BPER, on the other hand, said that it wants to build on the agreed acquisition of 600 branches from the Intesa-UBI deal.

Recently, BPER raised €800m via share sale for the branch purchase, while Banco BPM said it would close 300 branches to slash costs.

Banco BPM and BPER merger talks could begin early next year, the sources said, adding that BPER may seek a “merger of equals” in an all-paper deal.

Currently, Banco BPM is valued at about €2.8bn, while BPER is valued at €2.1bn.

Banco had €187bn in assets as at the end of September, while BPER anticipates to grow its assets to up to €120bn and become the fifth-largest bank in Italy.

Financial group Unipol is the top investor of BPER.

Last month, Unipol CEO Carlo Cimbri termed the idea of BPER-Banco BPM tie-up as “fascinating”.

However, according to sources, BPER CEO Alessandro Vandelli wants to delay mergers and acquisitions and instead focus on integrating the bank branches.

Unipol also controls Italian insurance company UnipolSAI, for which Cimbri is eyeing Banco BPM’s distribution network, the Reuters report added.

However, Banco BPM already has an existing partnership with insurer Cattolica, which it may have to dissolve.

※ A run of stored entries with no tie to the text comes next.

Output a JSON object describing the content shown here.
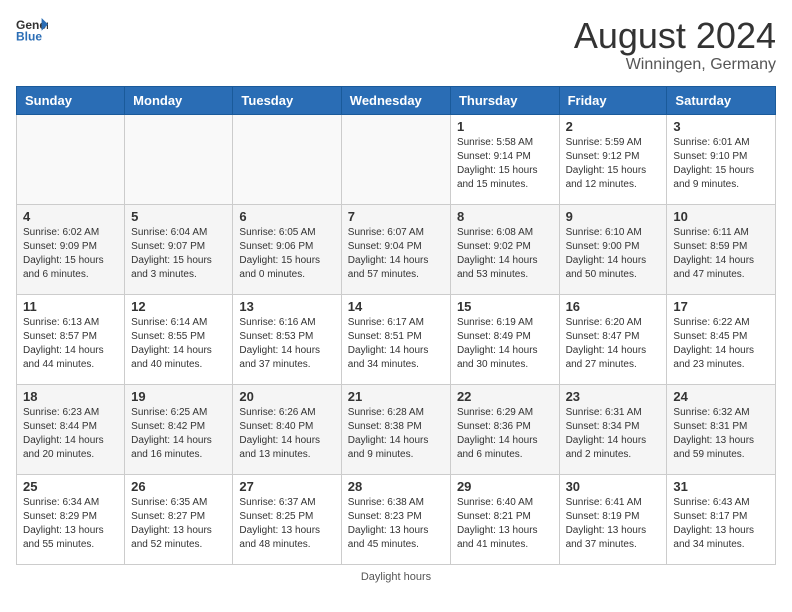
{
  "header": {
    "logo_general": "General",
    "logo_blue": "Blue",
    "title": "August 2024",
    "subtitle": "Winningen, Germany"
  },
  "days_of_week": [
    "Sunday",
    "Monday",
    "Tuesday",
    "Wednesday",
    "Thursday",
    "Friday",
    "Saturday"
  ],
  "weeks": [
    [
      {
        "day": "",
        "info": ""
      },
      {
        "day": "",
        "info": ""
      },
      {
        "day": "",
        "info": ""
      },
      {
        "day": "",
        "info": ""
      },
      {
        "day": "1",
        "info": "Sunrise: 5:58 AM\nSunset: 9:14 PM\nDaylight: 15 hours and 15 minutes."
      },
      {
        "day": "2",
        "info": "Sunrise: 5:59 AM\nSunset: 9:12 PM\nDaylight: 15 hours and 12 minutes."
      },
      {
        "day": "3",
        "info": "Sunrise: 6:01 AM\nSunset: 9:10 PM\nDaylight: 15 hours and 9 minutes."
      }
    ],
    [
      {
        "day": "4",
        "info": "Sunrise: 6:02 AM\nSunset: 9:09 PM\nDaylight: 15 hours and 6 minutes."
      },
      {
        "day": "5",
        "info": "Sunrise: 6:04 AM\nSunset: 9:07 PM\nDaylight: 15 hours and 3 minutes."
      },
      {
        "day": "6",
        "info": "Sunrise: 6:05 AM\nSunset: 9:06 PM\nDaylight: 15 hours and 0 minutes."
      },
      {
        "day": "7",
        "info": "Sunrise: 6:07 AM\nSunset: 9:04 PM\nDaylight: 14 hours and 57 minutes."
      },
      {
        "day": "8",
        "info": "Sunrise: 6:08 AM\nSunset: 9:02 PM\nDaylight: 14 hours and 53 minutes."
      },
      {
        "day": "9",
        "info": "Sunrise: 6:10 AM\nSunset: 9:00 PM\nDaylight: 14 hours and 50 minutes."
      },
      {
        "day": "10",
        "info": "Sunrise: 6:11 AM\nSunset: 8:59 PM\nDaylight: 14 hours and 47 minutes."
      }
    ],
    [
      {
        "day": "11",
        "info": "Sunrise: 6:13 AM\nSunset: 8:57 PM\nDaylight: 14 hours and 44 minutes."
      },
      {
        "day": "12",
        "info": "Sunrise: 6:14 AM\nSunset: 8:55 PM\nDaylight: 14 hours and 40 minutes."
      },
      {
        "day": "13",
        "info": "Sunrise: 6:16 AM\nSunset: 8:53 PM\nDaylight: 14 hours and 37 minutes."
      },
      {
        "day": "14",
        "info": "Sunrise: 6:17 AM\nSunset: 8:51 PM\nDaylight: 14 hours and 34 minutes."
      },
      {
        "day": "15",
        "info": "Sunrise: 6:19 AM\nSunset: 8:49 PM\nDaylight: 14 hours and 30 minutes."
      },
      {
        "day": "16",
        "info": "Sunrise: 6:20 AM\nSunset: 8:47 PM\nDaylight: 14 hours and 27 minutes."
      },
      {
        "day": "17",
        "info": "Sunrise: 6:22 AM\nSunset: 8:45 PM\nDaylight: 14 hours and 23 minutes."
      }
    ],
    [
      {
        "day": "18",
        "info": "Sunrise: 6:23 AM\nSunset: 8:44 PM\nDaylight: 14 hours and 20 minutes."
      },
      {
        "day": "19",
        "info": "Sunrise: 6:25 AM\nSunset: 8:42 PM\nDaylight: 14 hours and 16 minutes."
      },
      {
        "day": "20",
        "info": "Sunrise: 6:26 AM\nSunset: 8:40 PM\nDaylight: 14 hours and 13 minutes."
      },
      {
        "day": "21",
        "info": "Sunrise: 6:28 AM\nSunset: 8:38 PM\nDaylight: 14 hours and 9 minutes."
      },
      {
        "day": "22",
        "info": "Sunrise: 6:29 AM\nSunset: 8:36 PM\nDaylight: 14 hours and 6 minutes."
      },
      {
        "day": "23",
        "info": "Sunrise: 6:31 AM\nSunset: 8:34 PM\nDaylight: 14 hours and 2 minutes."
      },
      {
        "day": "24",
        "info": "Sunrise: 6:32 AM\nSunset: 8:31 PM\nDaylight: 13 hours and 59 minutes."
      }
    ],
    [
      {
        "day": "25",
        "info": "Sunrise: 6:34 AM\nSunset: 8:29 PM\nDaylight: 13 hours and 55 minutes."
      },
      {
        "day": "26",
        "info": "Sunrise: 6:35 AM\nSunset: 8:27 PM\nDaylight: 13 hours and 52 minutes."
      },
      {
        "day": "27",
        "info": "Sunrise: 6:37 AM\nSunset: 8:25 PM\nDaylight: 13 hours and 48 minutes."
      },
      {
        "day": "28",
        "info": "Sunrise: 6:38 AM\nSunset: 8:23 PM\nDaylight: 13 hours and 45 minutes."
      },
      {
        "day": "29",
        "info": "Sunrise: 6:40 AM\nSunset: 8:21 PM\nDaylight: 13 hours and 41 minutes."
      },
      {
        "day": "30",
        "info": "Sunrise: 6:41 AM\nSunset: 8:19 PM\nDaylight: 13 hours and 37 minutes."
      },
      {
        "day": "31",
        "info": "Sunrise: 6:43 AM\nSunset: 8:17 PM\nDaylight: 13 hours and 34 minutes."
      }
    ]
  ],
  "footer": {
    "label": "Daylight hours"
  }
}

Banco BPM boss Giuseppe Castagna welcomed Cimbri’s proposals, but Vandelli said it would be “virtually impossible” to discuss a deal for the next three to six months.

Moreover, in September, the Italy government approached Banco BPM and UniCredit for acquiring the troubled lender Banca Monte dei Paschi di Siena (BMPS).

Banco BPM first said that it remains ready for further industry consolidation following UBI’s hostile takeover by Intesa.

However, it disregarded the takeover of the bailed-out bank, for which Italy is currently looking for a buyer.